In fact, some data scientists may consider Excel to be “too downmarket” for them to use. At one firm I worked for, I had heard a rumour that using Excel for modelling was a fire-able offence, though I’m glad to report that I flouted this rule without much adverse effect. Yet, in my years as a “data science” and analytics consultant, and having done several modelling jobs before, I think Excel is an extremely necessary tool in a data scientist’s arsenal. There are several reasons for this.
The main one is communication. “Business types” love Excel – they use it for pretty much every official activity (I know of people who write documents in Excel). If you ask for a set of numbers, you are most likely to find it in an Excel sheet. I know of fairly large organisations which use Excel to store and transmit data (admittedly poor usage). And even non-quantitaive business types understand some of the basic quantitative functions thanks to Excel, such as joining (VLookup), pivoting, basic data cleaning (TRIM, VALUE, etc.), averaging, visualisation and sometimes even basic statistics such as correlation and regression.
One of the main problems that organisations face is lack of communication between data scientists and the business side (I mentioned this in a talk I gave last month: video here and slides here). Excel is an excellent middle ground, since it is reasonably quantitative and business people know how to use it.
In fact, in my consulting experience I’ve found that when working with clients, using Excel can make your client (usually a business person) feel more comfortable and involved in the analysis, speeding up the process and significantly improving collaboration. They’ll feel more empowered to intervene, which means they can add value, and they can feel especially happy if you occasionally let them enter some simple quantitative formulae.

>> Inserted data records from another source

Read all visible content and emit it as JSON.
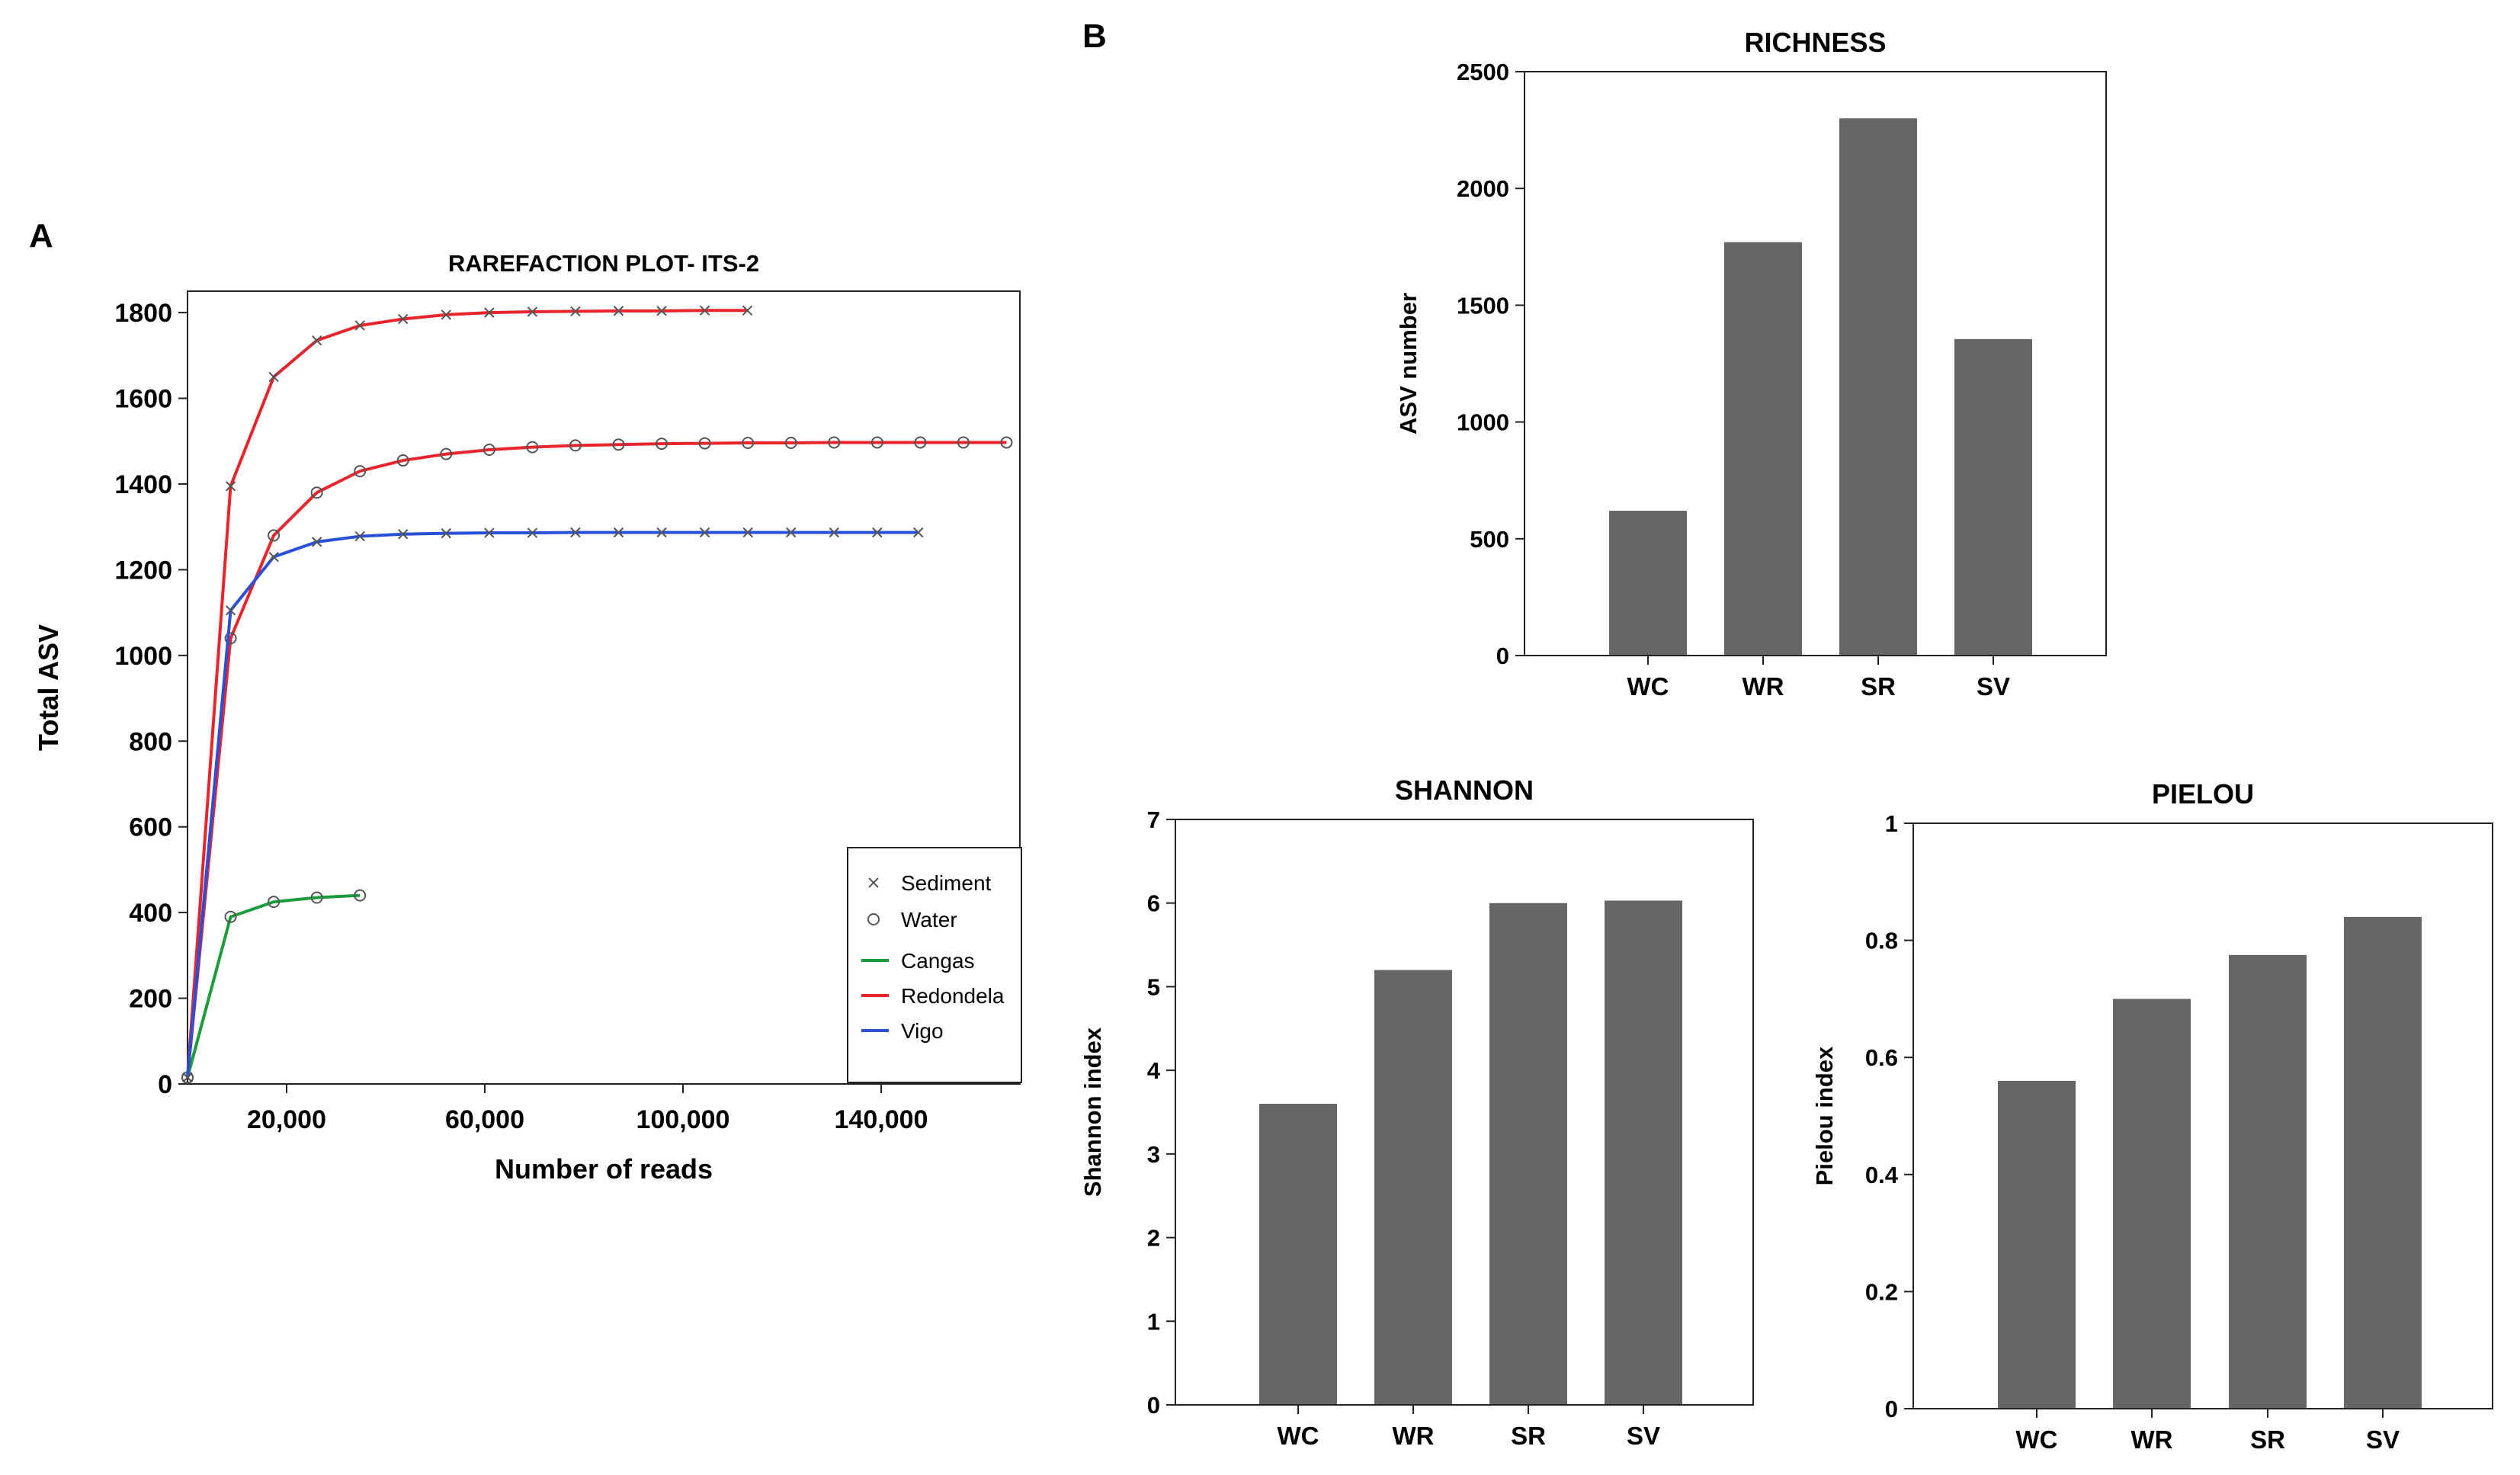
{
  "panels": {
    "a_label": "A",
    "b_label": "B"
  },
  "colors": {
    "cangas": "#1a9c3c",
    "redondela": "#e8242c",
    "vigo": "#2a4fd8",
    "bar": "#666666",
    "marker": "#555555"
  },
  "chart_data": [
    {
      "id": "rarefaction",
      "type": "line",
      "title": "RAREFACTION PLOT- ITS-2",
      "xlabel": "Number of reads",
      "ylabel": "Total ASV",
      "xlim": [
        0,
        168000
      ],
      "ylim": [
        0,
        1850
      ],
      "xticks": [
        20000,
        60000,
        100000,
        140000
      ],
      "xtick_labels": [
        "20,000",
        "60,000",
        "100,000",
        "140,000"
      ],
      "yticks": [
        0,
        200,
        400,
        600,
        800,
        1000,
        1200,
        1400,
        1600,
        1800
      ],
      "ytick_labels": [
        "0",
        "200",
        "400",
        "600",
        "800",
        "1000",
        "1200",
        "1400",
        "1600",
        "1800"
      ],
      "legend": {
        "position": "bottom-right",
        "markers": [
          {
            "symbol": "x",
            "label": "Sediment"
          },
          {
            "symbol": "o",
            "label": "Water"
          }
        ],
        "lines": [
          {
            "color_key": "cangas",
            "label": "Cangas"
          },
          {
            "color_key": "redondela",
            "label": "Redondela"
          },
          {
            "color_key": "vigo",
            "label": "Vigo"
          }
        ]
      },
      "series": [
        {
          "name": "Cangas Water",
          "site": "cangas",
          "marker": "o",
          "x": [
            0,
            8700,
            17400,
            26100,
            34800
          ],
          "y": [
            15,
            390,
            425,
            435,
            440
          ]
        },
        {
          "name": "Redondela Sediment",
          "site": "redondela",
          "marker": "x",
          "x": [
            0,
            8700,
            17400,
            26100,
            34800,
            43500,
            52200,
            60900,
            69600,
            78300,
            87000,
            95700,
            104400,
            113000
          ],
          "y": [
            15,
            1395,
            1650,
            1735,
            1770,
            1785,
            1795,
            1800,
            1802,
            1803,
            1804,
            1804,
            1805,
            1805
          ]
        },
        {
          "name": "Redondela Water",
          "site": "redondela",
          "marker": "o",
          "x": [
            0,
            8700,
            17400,
            26100,
            34800,
            43500,
            52200,
            60900,
            69600,
            78300,
            87000,
            95700,
            104400,
            113100,
            121800,
            130500,
            139200,
            147900,
            156600,
            165300
          ],
          "y": [
            15,
            1040,
            1280,
            1380,
            1430,
            1455,
            1470,
            1480,
            1486,
            1490,
            1492,
            1494,
            1495,
            1496,
            1496,
            1497,
            1497,
            1497,
            1497,
            1497
          ]
        },
        {
          "name": "Vigo Sediment",
          "site": "vigo",
          "marker": "x",
          "x": [
            0,
            8700,
            17400,
            26100,
            34800,
            43500,
            52200,
            60900,
            69600,
            78300,
            87000,
            95700,
            104400,
            113100,
            121800,
            130500,
            139200,
            147500
          ],
          "y": [
            15,
            1105,
            1230,
            1265,
            1278,
            1283,
            1285,
            1286,
            1286,
            1287,
            1287,
            1287,
            1287,
            1287,
            1287,
            1287,
            1287,
            1287
          ]
        }
      ]
    },
    {
      "id": "richness",
      "type": "bar",
      "title": "RICHNESS",
      "xlabel": "",
      "ylabel": "ASV number",
      "categories": [
        "WC",
        "WR",
        "SR",
        "SV"
      ],
      "values": [
        620,
        1770,
        2300,
        1355
      ],
      "ylim": [
        0,
        2500
      ],
      "yticks": [
        0,
        500,
        1000,
        1500,
        2000,
        2500
      ],
      "ytick_labels": [
        "0",
        "500",
        "1000",
        "1500",
        "2000",
        "2500"
      ]
    },
    {
      "id": "shannon",
      "type": "bar",
      "title": "SHANNON",
      "xlabel": "",
      "ylabel": "Shannon index",
      "categories": [
        "WC",
        "WR",
        "SR",
        "SV"
      ],
      "values": [
        3.6,
        5.2,
        6.0,
        6.03
      ],
      "ylim": [
        0,
        7
      ],
      "yticks": [
        0,
        1,
        2,
        3,
        4,
        5,
        6,
        7
      ],
      "ytick_labels": [
        "0",
        "1",
        "2",
        "3",
        "4",
        "5",
        "6",
        "7"
      ]
    },
    {
      "id": "pielou",
      "type": "bar",
      "title": "PIELOU",
      "xlabel": "",
      "ylabel": "Pielou index",
      "categories": [
        "WC",
        "WR",
        "SR",
        "SV"
      ],
      "values": [
        0.56,
        0.7,
        0.775,
        0.84
      ],
      "ylim": [
        0,
        1
      ],
      "yticks": [
        0,
        0.2,
        0.4,
        0.6,
        0.8,
        1
      ],
      "ytick_labels": [
        "0",
        "0.2",
        "0.4",
        "0.6",
        "0.8",
        "1"
      ]
    }
  ]
}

The next advantage of Excel is that it puts the numbers out there. A long time back, when I was still doing full time jobs, I was asked to build a forecasting model (using a programming language) and couldn’t get it right for several months. And then on a whim I decided to use Excel, and when I saw the data in front of me, it was clear why the forecasts were so useless – because the data was so random.
Excel also allows you to quickly try things and iterate, again by putting the data and the analysis in front of you. Admittedly, the toolkit available is limited compared to what programming languages or statistical softwares can offer, but through clever usage (especially with Visual Basic), there is a lot you can achieve.
Then, Excel sometimes nudges you towards finding simple solutions. It is possible when you’re using a programming language to veer towards overly complicated solutions, and possibly use the proverbial nuclear weapon against the sparrow.
When I was working on the forecasting work a decade ago, I found that the forecasts would feed into a fairly complicated-looking model that had been developed over several years by several developers. On a whim, I decided to “do more” in Excel and managed to replicate the entire model in Excel (using VB and Solver). The people leading the product weren’t particularly happy, but using Excel was critical in ultimately moving to a simpler solution.
A similar thing occurred recently as well. I had been building a fairly complex optimisation model, which I tried replicating in Excel for communication purposes (so I could work on it together with the client). And it turned out there was a far simpler solution that I had missed all this time, and the simpler solution became apparent only because I used Excel.
I’m sure this is not an exhaustive list. So, if you’re a data scientist, you will do well to be at least conversant with Excel. I know it may only serve limited needs in terms of analysis, but the effort in learning will get more than compensated for in the communication and collaboration and simplicity.
A long time ago, a co-worker passed by my desk and saw me work on Excel. He saw my spreadsheet and remarked, “oh, so many numbers! it must be very complicated” and went on his way. I don’t know if he is a data scientist now.